I looked down and saw Nadia’s blood on my jeans and sweater, on my hands. My scalp crawled: maybe her blood was in my hair.
“Someone shot a woman as she left the club,” I said.
“Was it-who was it?”
“I heard her called ‘Nadia,’” I said slowly, fixing Petra with a hard stare. “I don’t know if that’s her name, and I don’t know her last name. If the cops, or a reporter, ask you questions about what happened tonight, you can answer only truthfully about things you actually know and saw. You shouldn’t answer questions about things that are just guesses, because that could mislead the cops.”
“It would be best if you don’t consult the other witnesses,” a voice said.

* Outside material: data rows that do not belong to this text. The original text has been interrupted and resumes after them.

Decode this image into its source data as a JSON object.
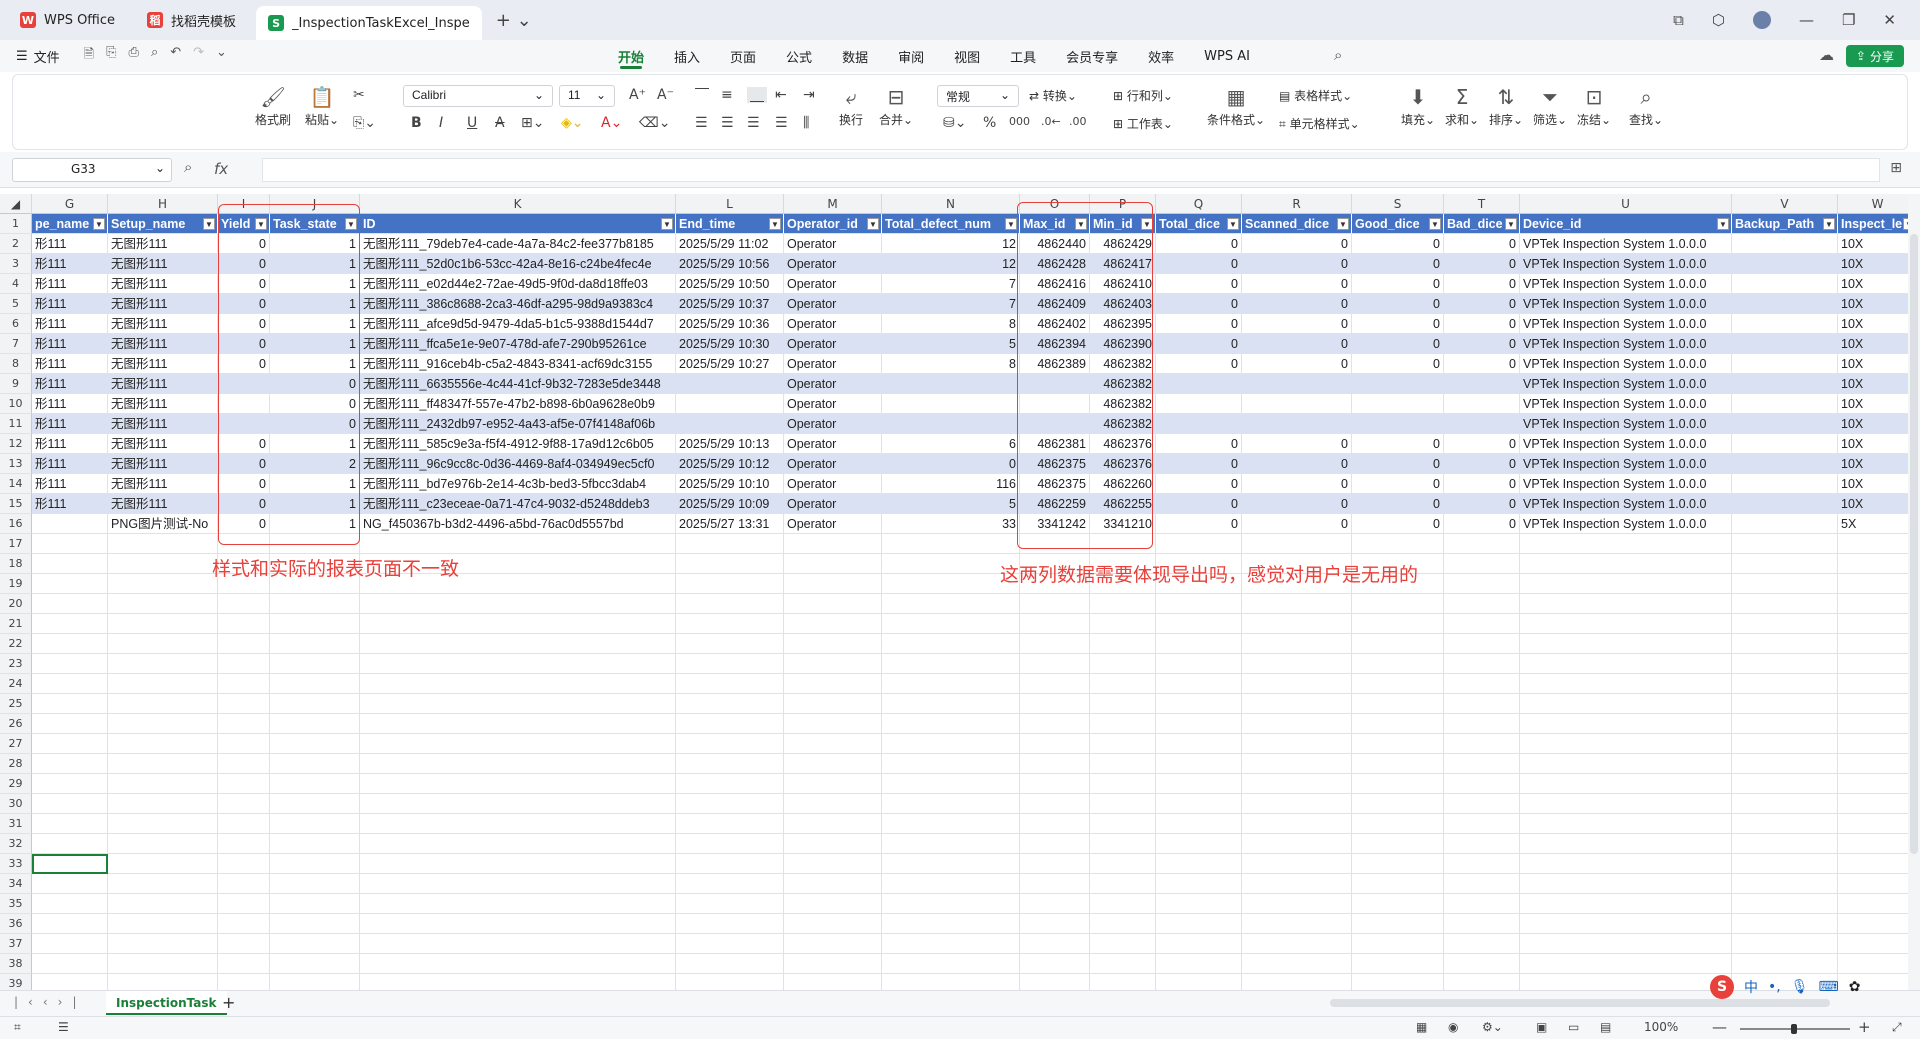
{
  "titlebar": {
    "tabs": [
      {
        "label": "WPS Office",
        "logo": "W",
        "color": "#e8403a"
      },
      {
        "label": "找稻壳模板",
        "logo": "稻",
        "color": "#e8403a"
      },
      {
        "label": "_InspectionTaskExcel_Inspe",
        "logo": "S",
        "color": "#1a9a50"
      }
    ]
  },
  "menubar": {
    "file_label": "文件",
    "tabs": [
      "开始",
      "插入",
      "页面",
      "公式",
      "数据",
      "审阅",
      "视图",
      "工具",
      "会员专享",
      "效率",
      "WPS AI"
    ],
    "active_tab": "开始",
    "share_label": "分享"
  },
  "ribbon": {
    "format_painter": "格式刷",
    "paste": "粘贴",
    "font_name": "Calibri",
    "font_size": "11",
    "wrap": "换行",
    "merge": "合并",
    "number_format": "常规",
    "convert": "转换",
    "row_col": "行和列",
    "worksheet": "工作表",
    "conditional_format": "条件格式",
    "table_style": "表格样式",
    "cell_style": "单元格样式",
    "fill": "填充",
    "sum": "求和",
    "sort": "排序",
    "filter": "筛选",
    "freeze": "冻结",
    "find": "查找"
  },
  "formula_bar": {
    "name_box": "G33",
    "fx": "fx",
    "content": ""
  },
  "sheet": {
    "columns": [
      "G",
      "H",
      "I",
      "J",
      "K",
      "L",
      "M",
      "N",
      "O",
      "P",
      "Q",
      "R",
      "S",
      "T",
      "U",
      "V",
      "W"
    ],
    "headers": [
      "pe_name",
      "Setup_name",
      "Yield",
      "Task_state",
      "ID",
      "End_time",
      "Operator_id",
      "Total_defect_num",
      "Max_id",
      "Min_id",
      "Total_dice",
      "Scanned_dice",
      "Good_dice",
      "Bad_dice",
      "Device_id",
      "Backup_Path",
      "Inspect_len"
    ],
    "rows": [
      [
        "形111",
        "无图形111",
        "0",
        "1",
        "无图形111_79deb7e4-cade-4a7a-84c2-fee377b8185",
        "2025/5/29 11:02",
        "Operator",
        "12",
        "4862440",
        "4862429",
        "0",
        "0",
        "0",
        "0",
        "VPTek Inspection System 1.0.0.0",
        "",
        "10X"
      ],
      [
        "形111",
        "无图形111",
        "0",
        "1",
        "无图形111_52d0c1b6-53cc-42a4-8e16-c24be4fec4e",
        "2025/5/29 10:56",
        "Operator",
        "12",
        "4862428",
        "4862417",
        "0",
        "0",
        "0",
        "0",
        "VPTek Inspection System 1.0.0.0",
        "",
        "10X"
      ],
      [
        "形111",
        "无图形111",
        "0",
        "1",
        "无图形111_e02d44e2-72ae-49d5-9f0d-da8d18ffe03",
        "2025/5/29 10:50",
        "Operator",
        "7",
        "4862416",
        "4862410",
        "0",
        "0",
        "0",
        "0",
        "VPTek Inspection System 1.0.0.0",
        "",
        "10X"
      ],
      [
        "形111",
        "无图形111",
        "0",
        "1",
        "无图形111_386c8688-2ca3-46df-a295-98d9a9383c4",
        "2025/5/29 10:37",
        "Operator",
        "7",
        "4862409",
        "4862403",
        "0",
        "0",
        "0",
        "0",
        "VPTek Inspection System 1.0.0.0",
        "",
        "10X"
      ],
      [
        "形111",
        "无图形111",
        "0",
        "1",
        "无图形111_afce9d5d-9479-4da5-b1c5-9388d1544d7",
        "2025/5/29 10:36",
        "Operator",
        "8",
        "4862402",
        "4862395",
        "0",
        "0",
        "0",
        "0",
        "VPTek Inspection System 1.0.0.0",
        "",
        "10X"
      ],
      [
        "形111",
        "无图形111",
        "0",
        "1",
        "无图形111_ffca5e1e-9e07-478d-afe7-290b95261ce",
        "2025/5/29 10:30",
        "Operator",
        "5",
        "4862394",
        "4862390",
        "0",
        "0",
        "0",
        "0",
        "VPTek Inspection System 1.0.0.0",
        "",
        "10X"
      ],
      [
        "形111",
        "无图形111",
        "0",
        "1",
        "无图形111_916ceb4b-c5a2-4843-8341-acf69dc3155",
        "2025/5/29 10:27",
        "Operator",
        "8",
        "4862389",
        "4862382",
        "0",
        "0",
        "0",
        "0",
        "VPTek Inspection System 1.0.0.0",
        "",
        "10X"
      ],
      [
        "形111",
        "无图形111",
        "",
        "0",
        "无图形111_6635556e-4c44-41cf-9b32-7283e5de3448",
        "",
        "Operator",
        "",
        "",
        "4862382",
        "",
        "",
        "",
        "",
        "VPTek Inspection System 1.0.0.0",
        "",
        "10X"
      ],
      [
        "形111",
        "无图形111",
        "",
        "0",
        "无图形111_ff48347f-557e-47b2-b898-6b0a9628e0b9",
        "",
        "Operator",
        "",
        "",
        "4862382",
        "",
        "",
        "",
        "",
        "VPTek Inspection System 1.0.0.0",
        "",
        "10X"
      ],
      [
        "形111",
        "无图形111",
        "",
        "0",
        "无图形111_2432db97-e952-4a43-af5e-07f4148af06b",
        "",
        "Operator",
        "",
        "",
        "4862382",
        "",
        "",
        "",
        "",
        "VPTek Inspection System 1.0.0.0",
        "",
        "10X"
      ],
      [
        "形111",
        "无图形111",
        "0",
        "1",
        "无图形111_585c9e3a-f5f4-4912-9f88-17a9d12c6b05",
        "2025/5/29 10:13",
        "Operator",
        "6",
        "4862381",
        "4862376",
        "0",
        "0",
        "0",
        "0",
        "VPTek Inspection System 1.0.0.0",
        "",
        "10X"
      ],
      [
        "形111",
        "无图形111",
        "0",
        "2",
        "无图形111_96c9cc8c-0d36-4469-8af4-034949ec5cf0",
        "2025/5/29 10:12",
        "Operator",
        "0",
        "4862375",
        "4862376",
        "0",
        "0",
        "0",
        "0",
        "VPTek Inspection System 1.0.0.0",
        "",
        "10X"
      ],
      [
        "形111",
        "无图形111",
        "0",
        "1",
        "无图形111_bd7e976b-2e14-4c3b-bed3-5fbcc3dab4",
        "2025/5/29 10:10",
        "Operator",
        "116",
        "4862375",
        "4862260",
        "0",
        "0",
        "0",
        "0",
        "VPTek Inspection System 1.0.0.0",
        "",
        "10X"
      ],
      [
        "形111",
        "无图形111",
        "0",
        "1",
        "无图形111_c23eceae-0a71-47c4-9032-d5248ddeb3",
        "2025/5/29 10:09",
        "Operator",
        "5",
        "4862259",
        "4862255",
        "0",
        "0",
        "0",
        "0",
        "VPTek Inspection System 1.0.0.0",
        "",
        "10X"
      ],
      [
        "",
        "PNG图片测试-No",
        "0",
        "1",
        "NG_f450367b-b3d2-4496-a5bd-76ac0d5557bd",
        "2025/5/27 13:31",
        "Operator",
        "33",
        "3341242",
        "3341210",
        "0",
        "0",
        "0",
        "0",
        "VPTek Inspection System 1.0.0.0",
        "",
        "5X"
      ]
    ],
    "row_numbers": [
      "1",
      "2",
      "3",
      "4",
      "5",
      "6",
      "7",
      "8",
      "9",
      "10",
      "11",
      "12",
      "13",
      "14",
      "15",
      "16",
      "17",
      "18",
      "19",
      "20",
      "21",
      "22",
      "23",
      "24",
      "25",
      "26",
      "27",
      "28",
      "29",
      "30",
      "31",
      "32",
      "33",
      "34",
      "35",
      "36",
      "37",
      "38",
      "39"
    ],
    "numeric_columns": [
      2,
      3,
      7,
      8,
      9,
      10,
      11,
      12,
      13
    ],
    "selected_cell": "G33"
  },
  "annotations": {
    "left_note": "样式和实际的报表页面不一致",
    "right_note": "这两列数据需要体现导出吗，感觉对用户是无用的"
  },
  "sheet_tabs": {
    "active": "InspectionTask"
  },
  "status": {
    "zoom": "100%"
  }
}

A female officer had fought through the shouting, texting, Twittering chaos to appear at my side.
Under the club lights, I could see her face, narrow, with pronounced cheekbones, and lank black hair cut so short the ends only just appeared below her cap rim. I read her badge: E. Milkova. E. Milkova didn’t look much older than my cousin, too young to be a cop, too young to be telling me what to do. But-she had the badge. I let her guide me to the small stage at the back of the club, which the police had roped off with crime scene tape so they could use it for interrogations. She lifted the tape so I could crawl under, then dragged a couple of chairs from the nearest table. I reached a hand out and took one of them from her.

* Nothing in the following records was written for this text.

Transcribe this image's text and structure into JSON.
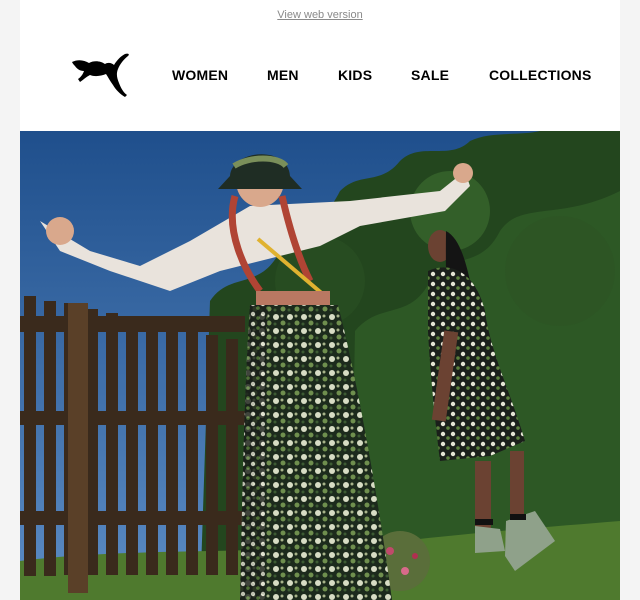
{
  "topbar": {
    "view_web_version": "View web version"
  },
  "brand": {
    "logo_icon": "puma-cat-logo"
  },
  "nav": {
    "women": "WOMEN",
    "men": "MEN",
    "kids": "KIDS",
    "sale": "SALE",
    "collections": "COLLECTIONS"
  },
  "hero": {
    "image": "fashion-photo-two-women-floral-skirts-garden-fence"
  },
  "colors": {
    "text": "#000000",
    "link": "#8a8a8a",
    "background": "#ffffff",
    "page": "#f4f4f4"
  }
}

I was in that numb place you inhabit after you’ve been part of violence and death. It was hard to focus on Milkova’s questions. I gave her my name. I told her I’d heard gunshots and run to see what the problem was. I told her I didn’t know the dead woman.
“But you knew her name,” Milkova said.
“That was just from hearing someone call her ‘Nadia.’ I don’t know her last name.”
“Most people run away from gunshots.”
I didn’t say anything.
“You ran toward them.”
I still didn’t say anything, and she frowned at me. “Why?”
“Why, which?” I said.
“Why did you run toward danger?”
When I was younger and more insouciant, I would have quoted the great Philip Marlowe and said, “Trouble is my business,” but tonight I was cold and apprehensive. “I don’t know.”